Get Your Marriage Out of the Valleys!

Get Your Marriage Out of the Valleys!

Get Your Marriage Out of the Valleys!

Get Your Marriage Out of the Valleys!

Climbing a mountain is hard. It requires an incredible degree of dedication and unyielding determination. There is rarely a sense of relief or a time for relaxation. Instead, there is simply more mountain, steeper slopes and further challenge.

In his incredible book about a disastrous expedition on Mt. Everest, Into Thin Air, Jon Krakauer describes the almost unfathomable challenges faced by his climbing party.

There is the expected peril with inexperienced climbers falling off of cliffs and unfortunate circumstances where groups get caught in unexpected blizzards near the summit. However, the message that sticks with me from this and other books documenting mountain climbing adventures is the tragedy that so often results from a climber who hasn't committed fully to the mission.

Apparently, when conditions turn extreme, inexperienced adventurers notoriously turn toward complacency and seek a sense of comfort. Feeling that they have already come so far and doubting their ability to finish the climb in harsh conditions, a climber may seek rest and relief.

Unfortunately, the decision to rest in a valley rather than pushing ahead up the mountain is too often the on-doing of less experienced climbers. Once they get comfortable, it seems they can no longer muster the motivation to get out of the valley.

But I Don't Climb Mountains

Of course, Your Tango is not about mountain climbing, and my experience in extreme adventures is limited to book form (at least so far). So, how does this concept apply to those of us living near sea level?

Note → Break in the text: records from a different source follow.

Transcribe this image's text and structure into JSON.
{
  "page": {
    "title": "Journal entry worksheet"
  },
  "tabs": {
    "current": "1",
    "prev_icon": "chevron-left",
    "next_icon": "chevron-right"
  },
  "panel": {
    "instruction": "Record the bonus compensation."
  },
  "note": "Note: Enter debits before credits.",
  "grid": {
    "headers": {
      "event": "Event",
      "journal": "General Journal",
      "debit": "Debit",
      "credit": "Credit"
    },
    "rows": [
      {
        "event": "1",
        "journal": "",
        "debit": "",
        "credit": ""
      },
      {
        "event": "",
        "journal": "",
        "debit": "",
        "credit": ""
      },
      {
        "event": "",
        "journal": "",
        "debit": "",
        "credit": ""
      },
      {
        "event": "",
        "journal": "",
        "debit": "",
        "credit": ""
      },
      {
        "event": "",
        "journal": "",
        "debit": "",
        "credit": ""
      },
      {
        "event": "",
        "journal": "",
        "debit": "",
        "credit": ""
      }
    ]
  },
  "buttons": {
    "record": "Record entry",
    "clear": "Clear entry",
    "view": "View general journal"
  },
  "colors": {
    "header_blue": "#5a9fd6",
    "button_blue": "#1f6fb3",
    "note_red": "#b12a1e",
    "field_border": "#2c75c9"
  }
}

I first heard the term "Valley Living" as part of a marriage retreat my wife and I attended a few months ago. And I immediately thought back to the accounts of mountain climbing that I had read and saw definite parallels.

Valley Living refers to our tendency to find a comfort zone and "live there" rather than expend the effort to pursue excellence. We ALL find ourselves chilling out in the valleys of life from time-to-time, and that's to be expected.

It's unrealistic to be climbing ALL of the proverbial mountains of everyday life at ALL times. But, we should always be striving for excellence by focusing on improving at least one area of our lives. This keeps us moving forward and prevents us from withering up inside of our comfort zone.

Where Are the Valleys that You Hang Out?

In what areas of your life do you tend to take it easy and hang out in your comfort zone? The laziness of valley living can show up in any aspect of everyday living: health, finances, parenting, career, communication, romance, and spirituality to name a few.

The implications of living in a valley in any area can be profound when it comes to our marriages.

For example, when I have let my fitness slide in the past, I have less energy and less self-esteem. This affects my family life and my relationship with my wife. On the flip side, when I am going "all-in" in my pursuit of health and I feel great about myself, my energy levels are through the roof and I am simply a sexier guy to live with. The same can be said of any area of life: they all effect your spouse and your marriage, for better or worse.

So, what areas of life have you allowed to slip into sluggishness? Isn't it time that you pulled yourself out of the comforts of mediocrity and focused on climbing to new heights?

Isn't it time for you to be passionate about your marriage and do something about it?

Do it for yourself. Do it for your spouse. Do it for your marriage!